The best benefit of being a Limited Liability Company is that you avoid corporate tax. With a LLC, your income will pass through the company to your personal tax records. You’ll only pay tax on the net profit of your business, and you’ll only pay tax on that amount the same way (and at the same rate) you pay personal taxes.
Other benefits of a LLC are that you can avoid all the bureaucracy that comes with being a C Corp. You’ll avoid the headaches of writing corporate bylaws, choosing and listening to a board. Instead of wasting time with all the bureaucracy, you can get your company registered and get your product launched.
A Subchapter S Corporation is kind of a mix between a LLC and a Corporation. It’s usually an election, meaning, you first form a LLC, and then you file a S Corp form telling the government that you want to be a S Corp.
As a S Corp, you get all the personal asset protection as with the LLC. You also have the advantage of pass-through taxes like with a Limited Liability Company (paying tax on net profit at the individual level), but you also have stock to give to up to 100 shareholders.
With such stock, a S Corp might allow for investment from an angel investor or two, but VCs will still prefer a corporation.
Corporations require corporate bylaws, a board, recorded meeting minutes, etc. And, you’ll pay corporate tax rates since your income won’t pass-through to your personal income as it would under a LLC or S Corp.
C Corps also protect the personal assets of founders and shareholders. Another benefit of a Corporation is that you can grant investors (particularly Venture Capital firms and accelerators/incubators) preferred stock options – which, in addition to a solid valuation, is most likely what they’ll want. Preferred stock is kind of like a hybrid of a stock and a bond – it offers a better prediction of income for holders.

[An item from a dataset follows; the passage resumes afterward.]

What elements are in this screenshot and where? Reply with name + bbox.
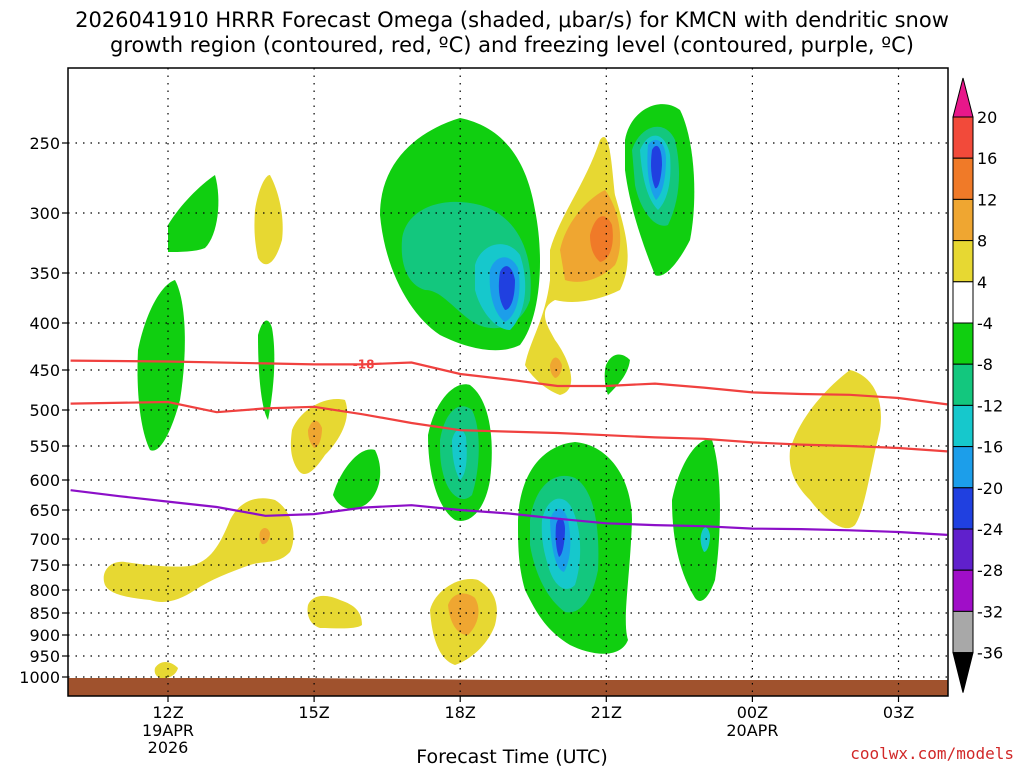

You’ll need to be a C Corp when it comes time to sell or IPO. This is because as a C Corp, you’ll have plenty of stock to give away and won’t be limited to 100 shareholders like a S Corp. Investors like Delaware C Corps as the state is a tax haven with all kinds of sweet tax breaks. A C Corp is also the best way to give your employees stock.
Starting as a LLC and switching to a C Corp
Many a company start as a LLC as it’s quick to get off the ground and requires little extra work like writing bylaws (yuck) – giving you more time to prep for launch. When you find VCs sniffing around or decide you want to sell some stock, then you can always switch your entity from LLC to a corporation. Just make sure you file what’s called a short year tax return for the LLC once it’s dissolved.
A little advice
Before you make any of these decisions, you should speak with your accountant. If you don’t have an accountant, get one, AT LEAST consult with one about how you’ll be taxed and what formation might be best for you. Before you make any switches (from LLC to C Corp or whatevs) you should absolutely speak with a corporate attorney.